A. Sie begründeten Ihre Beanstandung wie folgt:

„Gerade habe ich meinen Fernseher angeschaltet und per Zufall in den letzten Minuten der Folge Grand Hotel (Ep. 16) die Hinrichtung eines Menschen und danach in der Folge Grand Hotel (Ep. 17) die retrospektive Wiederholung der Hinrichtung eines Menschen gesehen. Dieses geschieht mittels Erwürgen mit einer Garotte.

Ich schreibe wirklich nicht so schnell ein Mail wie dieses: Aber ist es wirklich notwendig so etwas überhaupt im TV zu zeigen und das auch noch zu einer Zeit, bei der Kinder vor dem Fernseher sitzen ? Zudem glaube ich, dass man so etwas eigentlich gar nicht oder zumindest nur im Nachtprogramm mit entsprechender Warnung zeigen sollte.

Die Episoden werden auch noch im Internet-Portal zur Verfügung gestellt.

Wer überprüft eigentlich den Inhalt von eingekauften Sendungen?“

B. Wie üblich, konnte die zuständige Redaktion zu Ihrer Beanstandung Stellung nehmen. Herr Heinz Schweizer, Redaktionsleiter Einkauf Fiktion, Factual und Einsatzprogramme von Fernsehen SRF, schrieb darauf:

„Ich beziehe mich auf die beiden Beanstandungen, die sich auf die Ausstrahlung der Folge 58 (Folge 16 der 3. Staffel) der Serie ‚Grand Hotel‘ am Samstag 1. Oktober 2016 zwischen 15.05 und 16.00 Uhr im Programm von SRF 1 beziehen. Beide Beanstander erwähnen, dass sie zufällig die letzten Minuten dieser einen Folge (und die Zusammenfassung dieser Folge zu Beginn der Folge 59) gesehen hätten und nicht verstehen könnten, warum SRF im Nachmittagsprogramm eine Hinrichtung zeigt.

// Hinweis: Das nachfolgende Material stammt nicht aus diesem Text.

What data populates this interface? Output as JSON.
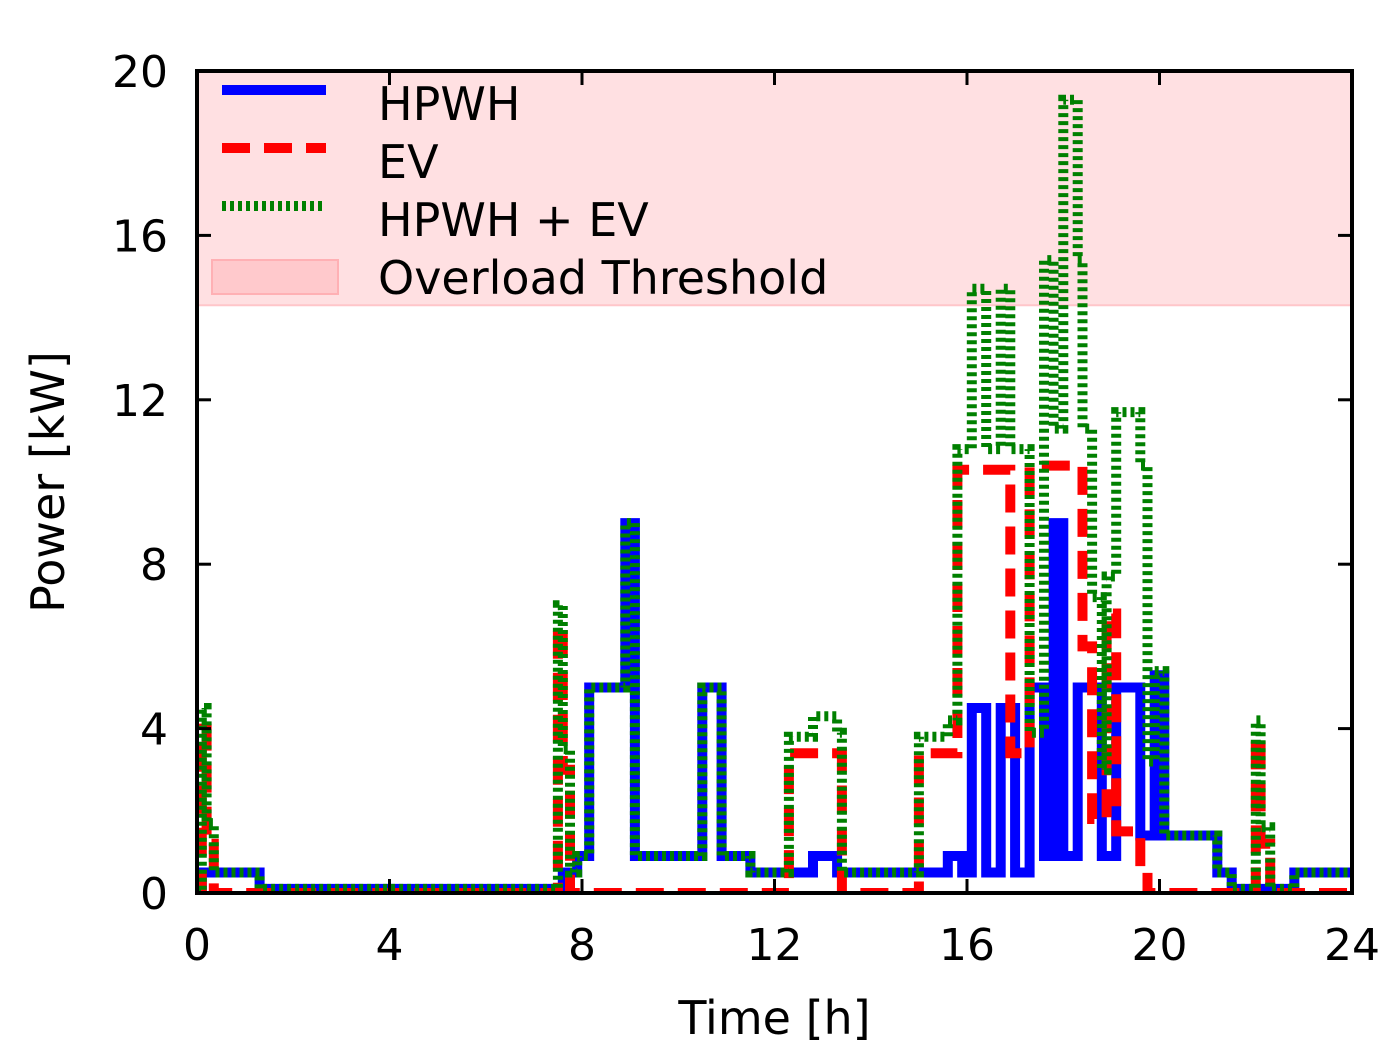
{
  "chart_data": {
    "type": "line",
    "title": "",
    "xlabel": "Time [h]",
    "ylabel": "Power [kW]",
    "xlim": [
      0,
      24
    ],
    "ylim": [
      0,
      20
    ],
    "xticks": [
      0,
      4,
      8,
      12,
      16,
      20,
      24
    ],
    "yticks": [
      0,
      4,
      8,
      12,
      16,
      20
    ],
    "grid": false,
    "legend_position": "top-left",
    "threshold": {
      "name": "Overload Threshold",
      "from": 14.3,
      "to": 20,
      "color": "#ffe0e2"
    },
    "series": [
      {
        "name": "HPWH",
        "color": "#0000ff",
        "style": "solid",
        "x": [
          0,
          0.1,
          0.1,
          0.3,
          0.3,
          1.3,
          1.3,
          7.6,
          7.6,
          7.9,
          7.9,
          8.15,
          8.15,
          8.3,
          8.3,
          8.9,
          8.9,
          9.1,
          9.1,
          9.3,
          9.3,
          10.5,
          10.5,
          10.9,
          10.9,
          11.5,
          11.5,
          12.8,
          12.8,
          13.3,
          13.3,
          15.6,
          15.6,
          15.9,
          15.9,
          16.1,
          16.1,
          16.4,
          16.4,
          16.7,
          16.7,
          17.0,
          17.0,
          17.3,
          17.3,
          17.6,
          17.6,
          17.8,
          17.8,
          18.0,
          18.0,
          18.3,
          18.3,
          18.8,
          18.8,
          19.1,
          19.1,
          19.6,
          19.6,
          19.9,
          19.9,
          20.1,
          20.1,
          21.2,
          21.2,
          21.5,
          21.5,
          22.8,
          22.8,
          24
        ],
        "y": [
          0,
          0,
          0.5,
          0.5,
          0.5,
          0.5,
          0.1,
          0.1,
          0.5,
          0.5,
          0.9,
          0.9,
          5.0,
          5.0,
          5.0,
          5.0,
          9.0,
          9.0,
          0.9,
          0.9,
          0.9,
          0.9,
          5.0,
          5.0,
          0.9,
          0.9,
          0.5,
          0.5,
          0.9,
          0.9,
          0.5,
          0.5,
          0.9,
          0.9,
          0.5,
          0.5,
          4.5,
          4.5,
          0.5,
          0.5,
          4.5,
          4.5,
          0.5,
          0.5,
          5.0,
          5.0,
          0.9,
          0.9,
          9.0,
          9.0,
          0.9,
          0.9,
          5.0,
          5.0,
          0.9,
          0.9,
          5.0,
          5.0,
          1.4,
          1.4,
          5.3,
          5.3,
          1.4,
          1.4,
          0.5,
          0.5,
          0.1,
          0.1,
          0.5,
          0.5
        ]
      },
      {
        "name": "EV",
        "color": "#ff0000",
        "style": "dashed",
        "x": [
          0,
          0.1,
          0.1,
          0.2,
          0.2,
          0.35,
          0.35,
          7.5,
          7.5,
          7.6,
          7.6,
          7.75,
          7.75,
          12.3,
          12.3,
          13.4,
          13.4,
          15.0,
          15.0,
          15.8,
          15.8,
          16.9,
          16.9,
          17.3,
          17.3,
          18.4,
          18.4,
          18.6,
          18.6,
          18.9,
          18.9,
          19.1,
          19.1,
          19.6,
          19.6,
          19.75,
          19.75,
          22.0,
          22.0,
          22.1,
          22.1,
          22.3,
          22.3,
          24
        ],
        "y": [
          0,
          0,
          4.0,
          4.0,
          1.2,
          1.2,
          0,
          0,
          6.5,
          6.5,
          3.0,
          3.0,
          0,
          0,
          3.4,
          3.4,
          0,
          0,
          3.4,
          3.4,
          10.3,
          10.3,
          3.4,
          3.4,
          10.4,
          10.4,
          6.0,
          6.0,
          1.8,
          1.8,
          6.8,
          6.8,
          1.5,
          1.5,
          0.5,
          0.5,
          0,
          0,
          3.8,
          3.8,
          1.2,
          1.2,
          0,
          0
        ]
      },
      {
        "name": "HPWH + EV",
        "color": "#008000",
        "style": "dotted",
        "x": [
          0,
          0.1,
          0.1,
          0.2,
          0.2,
          0.35,
          0.35,
          1.3,
          1.3,
          7.5,
          7.5,
          7.6,
          7.6,
          7.75,
          7.75,
          7.9,
          7.9,
          8.15,
          8.15,
          8.3,
          8.3,
          8.9,
          8.9,
          9.1,
          9.1,
          9.3,
          9.3,
          10.5,
          10.5,
          10.9,
          10.9,
          11.5,
          11.5,
          12.3,
          12.3,
          12.8,
          12.8,
          13.3,
          13.3,
          13.4,
          13.4,
          15.0,
          15.0,
          15.6,
          15.6,
          15.8,
          15.8,
          16.1,
          16.1,
          16.4,
          16.4,
          16.7,
          16.7,
          16.9,
          16.9,
          17.3,
          17.3,
          17.6,
          17.6,
          17.8,
          17.8,
          18.0,
          18.0,
          18.3,
          18.3,
          18.4,
          18.4,
          18.6,
          18.6,
          18.8,
          18.8,
          18.9,
          18.9,
          19.1,
          19.1,
          19.6,
          19.6,
          19.75,
          19.75,
          19.9,
          19.9,
          20.1,
          20.1,
          21.2,
          21.2,
          21.5,
          21.5,
          22.0,
          22.0,
          22.1,
          22.1,
          22.3,
          22.3,
          22.8,
          22.8,
          24
        ],
        "y": [
          0,
          0,
          4.5,
          4.5,
          1.7,
          1.7,
          0.5,
          0.5,
          0.1,
          0.1,
          7.0,
          7.0,
          3.5,
          3.5,
          0.5,
          0.5,
          0.9,
          0.9,
          5.0,
          5.0,
          5.0,
          5.0,
          9.0,
          9.0,
          0.9,
          0.9,
          0.9,
          0.9,
          5.0,
          5.0,
          0.9,
          0.9,
          0.5,
          0.5,
          3.8,
          3.8,
          4.3,
          4.3,
          3.9,
          3.9,
          0.5,
          0.5,
          3.8,
          3.8,
          4.2,
          4.2,
          10.8,
          10.8,
          14.7,
          14.7,
          10.8,
          10.8,
          14.7,
          14.7,
          10.8,
          10.8,
          3.9,
          3.9,
          15.4,
          15.4,
          11.3,
          11.3,
          19.3,
          19.3,
          15.4,
          15.4,
          11.3,
          11.3,
          7.2,
          7.2,
          3.0,
          3.0,
          7.7,
          7.7,
          11.7,
          11.7,
          10.4,
          10.4,
          3.2,
          3.2,
          5.4,
          5.4,
          1.4,
          1.4,
          0.5,
          0.5,
          0.1,
          0.1,
          4.2,
          4.2,
          1.6,
          1.6,
          0.1,
          0.1,
          0.5,
          0.5
        ]
      }
    ]
  }
}
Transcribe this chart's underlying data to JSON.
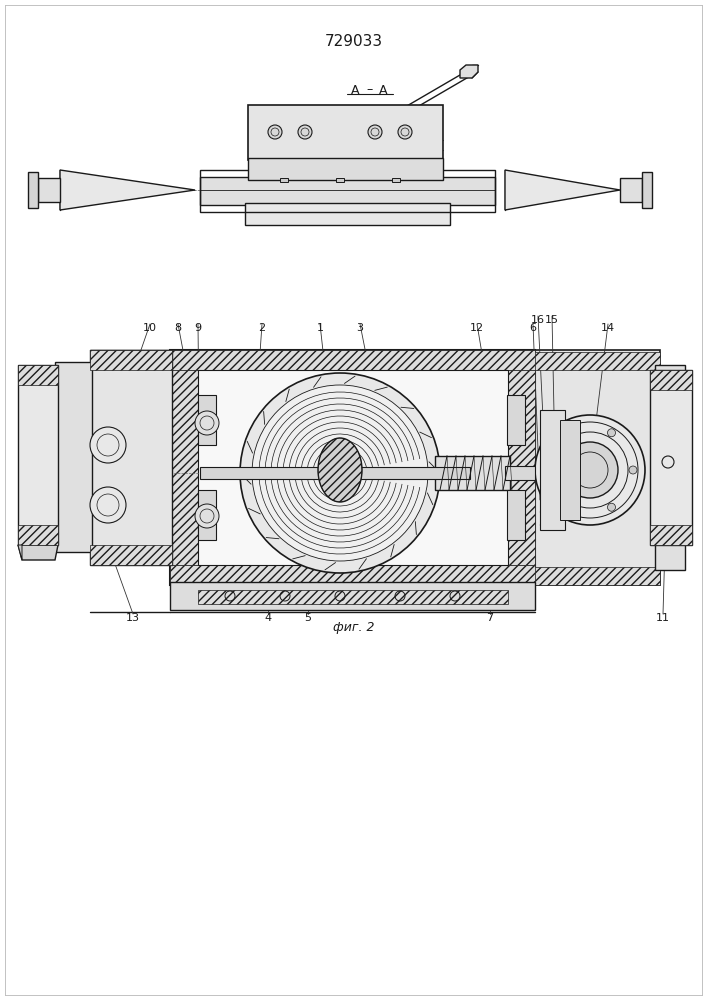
{
  "title": "729033",
  "caption": "фиг. 2",
  "section_label": "A – A",
  "bg_color": "#ffffff",
  "lc": "#1a1a1a",
  "title_fontsize": 11,
  "caption_fontsize": 9,
  "label_fontsize": 8
}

Die Redaktion Einkauf Fiktion, Factual und Einsatzprogramme nimmt dazu wie folgt Stellung:

Die spanische Fernsehserie ‚Grand Hotel‘ (2011-2013) schildert über 66 Folgen eine spannende Geschichte um Liebe und Intrigen in einem Luxushotel zu Beginn des letzten Jahrhunderts. Sie wird von Produzenten und Presse gerne als das spanische Pendant zur britischen Erfolgsserie ‚Downton Abbey‘ bezeichnet. SRF hat am Samstag 5. September 2015 mit der Ausstrahlung in Doppelfolgen begonnen. Aktuell laufen bis zum Ende der Serie sogar drei Folgen hintereinander. Folge 58 (3/16) war die mittlere Folge am 1. Oktober.

Da es sich um eine stark erzählte Fortsetzungsgeschichte handelt, gehen wir nicht davon aus, dass Zuschauer so fortgeschritten noch in die Serie ‚einsteigen‘. ‚Grand Hotel‘ ist von der Anlage her sicher kein Kinderprogramm, aber die Programmschiene am Samstagnachmittag ist auch explizit nicht in ein Kinderprogramm eingebettet oder als solches gekennzeichnet. Vor der Serie laufen die Tagesschau und die Polit-Talksendung ‚Standpunkte‘ der ‚Basler Zeitung‘, im Anschluss an die Serie wiederholt SRF sein Promimagazin ‚Glanz & Gloria‘, gefolgt von der rätoromanischen Sendung ‚Cuntrasts‘.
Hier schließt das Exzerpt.